Easy to fabricate 3D metastructure for low-frequency vibration control

Abstract

As a burgeoning category of elastic metamaterials, 3D metastructures have garnered significant research attention for manipulating low-frequency acoustic and elastic waves. Bandgap engineering allows for the control of these waves across a subwavelength ultrawide frequency range. However, the manufacturing of these 3D structures poses a challenge, necessitating additional support materials for 3D-printed components, creating difficulties in mass production. In this study, we propose a novel lightweight 3D metastructure design that is easy to fabricate and provides a low-frequency subwavelength bandgap. We replaced conventional struts supporting heavy mass inclusions in typical designs with modified arch beams. This structural modification enables the easy and self-supporting manufacturing of 3D metastructure unit cells without the need for extra support material.

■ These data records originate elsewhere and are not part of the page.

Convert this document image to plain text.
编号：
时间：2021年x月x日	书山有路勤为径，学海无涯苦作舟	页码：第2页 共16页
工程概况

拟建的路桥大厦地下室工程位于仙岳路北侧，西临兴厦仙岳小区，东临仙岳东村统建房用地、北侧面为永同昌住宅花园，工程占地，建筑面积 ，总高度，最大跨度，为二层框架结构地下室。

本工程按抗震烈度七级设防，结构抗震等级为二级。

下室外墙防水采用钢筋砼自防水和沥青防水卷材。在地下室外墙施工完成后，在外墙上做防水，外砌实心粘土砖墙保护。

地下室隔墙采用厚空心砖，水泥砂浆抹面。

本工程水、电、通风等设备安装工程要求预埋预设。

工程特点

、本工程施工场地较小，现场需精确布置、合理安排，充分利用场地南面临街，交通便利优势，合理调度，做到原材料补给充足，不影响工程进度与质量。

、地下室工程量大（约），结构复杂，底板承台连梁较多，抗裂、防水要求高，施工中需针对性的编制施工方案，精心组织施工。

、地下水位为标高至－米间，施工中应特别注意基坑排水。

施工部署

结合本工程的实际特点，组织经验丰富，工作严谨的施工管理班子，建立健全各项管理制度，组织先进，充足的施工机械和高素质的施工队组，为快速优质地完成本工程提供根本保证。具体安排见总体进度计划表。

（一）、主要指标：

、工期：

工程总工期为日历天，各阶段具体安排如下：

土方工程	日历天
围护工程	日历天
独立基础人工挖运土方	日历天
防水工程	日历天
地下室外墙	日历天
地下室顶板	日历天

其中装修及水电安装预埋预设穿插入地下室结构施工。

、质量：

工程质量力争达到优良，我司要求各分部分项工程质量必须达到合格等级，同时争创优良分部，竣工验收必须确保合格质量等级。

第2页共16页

Utilizing magnets and steel masses with bolts as hard inclusions, the magnet facilitates the quick assembly of the 3D metastructure, potentially facilitating mass manufacturing in practical applications. The wave dispersion and bandgap properties of the metastructure are investigated numerically, and experimental vibration tests are performed on the 3D-printed and assembled parts. The experimental results and numerical findings demonstrate robust vibration attenuation at low frequencies by the proposed 3D metastructure. The suggested, easy-to-fabricate 3D-metastructure design holds potential applications in low-frequency elastic-wave manipulation, including noise and vibration control.